The women are told when to get up, when to eat, which television shows they can watch and what kind of books they can read, and they all wear a uniform of khaki button-down shirts and slacks.

They spend every weekday working clerical, factory or maintenance jobs on the prison grounds earning anywhere from 4 cents to $1.15 an hour and are locked down five times a day to be counted.

On weekends, they can watch PG-rated movies. "Stuff like 'Old Yeller,' " said Paula Williams, 38, of Kansas City, Mo., twisting her face in exaggerated disappointment. "I can't wait 'til the day when I can watch action movies again."

Before receiving visitors, inmates are strip-searched.

"Sometimes, I tell my friends not to come see me because I can't handle the searches," said Sara Jane Moore, now 70.

Moore reads national newspapers and two nights a week teaches needlework and cross-stitching.

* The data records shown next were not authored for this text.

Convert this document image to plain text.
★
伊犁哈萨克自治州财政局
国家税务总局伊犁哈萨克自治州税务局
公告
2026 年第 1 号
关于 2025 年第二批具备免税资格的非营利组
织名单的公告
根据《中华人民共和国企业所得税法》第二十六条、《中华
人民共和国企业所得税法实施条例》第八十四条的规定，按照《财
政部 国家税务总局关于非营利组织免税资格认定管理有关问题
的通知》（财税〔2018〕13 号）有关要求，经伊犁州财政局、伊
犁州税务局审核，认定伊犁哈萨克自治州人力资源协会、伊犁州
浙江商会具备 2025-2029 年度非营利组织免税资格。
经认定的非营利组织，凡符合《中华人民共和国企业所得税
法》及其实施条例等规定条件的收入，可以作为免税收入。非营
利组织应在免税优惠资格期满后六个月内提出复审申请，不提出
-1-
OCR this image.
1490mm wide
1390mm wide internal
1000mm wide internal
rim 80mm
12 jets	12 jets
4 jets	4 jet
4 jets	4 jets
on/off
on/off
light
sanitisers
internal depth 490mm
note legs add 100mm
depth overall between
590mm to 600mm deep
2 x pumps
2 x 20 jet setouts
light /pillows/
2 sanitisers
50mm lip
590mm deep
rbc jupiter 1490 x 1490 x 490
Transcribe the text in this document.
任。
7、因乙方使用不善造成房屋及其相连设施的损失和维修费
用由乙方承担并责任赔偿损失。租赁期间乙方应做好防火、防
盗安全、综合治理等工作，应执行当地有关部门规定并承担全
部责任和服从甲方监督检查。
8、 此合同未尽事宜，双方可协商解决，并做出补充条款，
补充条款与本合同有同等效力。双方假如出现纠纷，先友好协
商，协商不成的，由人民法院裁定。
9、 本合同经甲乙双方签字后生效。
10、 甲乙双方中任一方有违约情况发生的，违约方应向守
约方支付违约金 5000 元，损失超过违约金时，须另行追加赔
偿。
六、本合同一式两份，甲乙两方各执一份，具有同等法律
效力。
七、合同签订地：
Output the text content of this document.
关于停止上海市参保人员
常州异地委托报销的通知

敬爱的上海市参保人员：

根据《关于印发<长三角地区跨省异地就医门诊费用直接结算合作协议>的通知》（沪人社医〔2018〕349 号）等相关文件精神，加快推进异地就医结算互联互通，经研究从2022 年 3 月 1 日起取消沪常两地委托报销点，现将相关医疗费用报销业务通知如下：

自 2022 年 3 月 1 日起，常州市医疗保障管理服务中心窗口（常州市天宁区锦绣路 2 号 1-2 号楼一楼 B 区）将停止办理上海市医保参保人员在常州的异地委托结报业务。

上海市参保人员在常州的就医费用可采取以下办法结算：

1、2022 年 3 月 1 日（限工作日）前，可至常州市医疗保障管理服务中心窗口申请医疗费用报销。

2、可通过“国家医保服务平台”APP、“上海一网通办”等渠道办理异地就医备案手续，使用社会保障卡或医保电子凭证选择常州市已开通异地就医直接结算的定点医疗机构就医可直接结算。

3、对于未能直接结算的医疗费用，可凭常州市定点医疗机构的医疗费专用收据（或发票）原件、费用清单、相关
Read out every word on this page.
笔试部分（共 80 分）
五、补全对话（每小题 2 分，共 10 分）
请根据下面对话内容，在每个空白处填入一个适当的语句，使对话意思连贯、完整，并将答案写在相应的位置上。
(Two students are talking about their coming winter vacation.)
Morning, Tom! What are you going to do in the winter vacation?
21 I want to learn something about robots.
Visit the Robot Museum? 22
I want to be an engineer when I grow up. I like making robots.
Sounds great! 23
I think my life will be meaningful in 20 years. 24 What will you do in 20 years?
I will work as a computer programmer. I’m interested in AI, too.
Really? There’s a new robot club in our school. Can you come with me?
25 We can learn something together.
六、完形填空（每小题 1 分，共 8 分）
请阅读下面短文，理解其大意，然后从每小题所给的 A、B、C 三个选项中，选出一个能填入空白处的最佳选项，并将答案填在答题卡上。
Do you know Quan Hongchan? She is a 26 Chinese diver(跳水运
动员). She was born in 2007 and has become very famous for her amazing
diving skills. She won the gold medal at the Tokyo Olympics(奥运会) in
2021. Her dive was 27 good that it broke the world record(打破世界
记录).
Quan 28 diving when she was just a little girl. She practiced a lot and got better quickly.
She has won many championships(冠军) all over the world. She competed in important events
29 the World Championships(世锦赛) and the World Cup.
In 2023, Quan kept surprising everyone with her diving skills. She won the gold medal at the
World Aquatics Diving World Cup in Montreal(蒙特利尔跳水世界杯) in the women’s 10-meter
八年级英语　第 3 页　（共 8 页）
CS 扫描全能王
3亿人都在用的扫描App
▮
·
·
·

She once won a blue ribbon at the Alameda County Fair for a pillow she designed.

Others knit baby clothes and blankets that are donated to poor children at Christmas.

Self-improvement programs -- like drug rehabilitation, parenting and classes for high school diplomas -- are always crowded.

Other courses, like meditation, relaxation, art and knitting, help ease stress.

"We try to encourage the women," Reese said. "This is an opportunity for them to turn their lives around, and hopefully when they return to the community they won't return to a life of crime."

Williams, jailed for four years on a drug conspiracy charge, has successfully finished the 500-hour drug abuse program. She sings in the prison church choir. She is scheduled for release August 6.

"I've been praying to the Lord to help me stay focused," she said, flashing a wide smile. "We have racquetball, tennis and weight lifting. We can watch movies. I sing. But this is no clubhouse."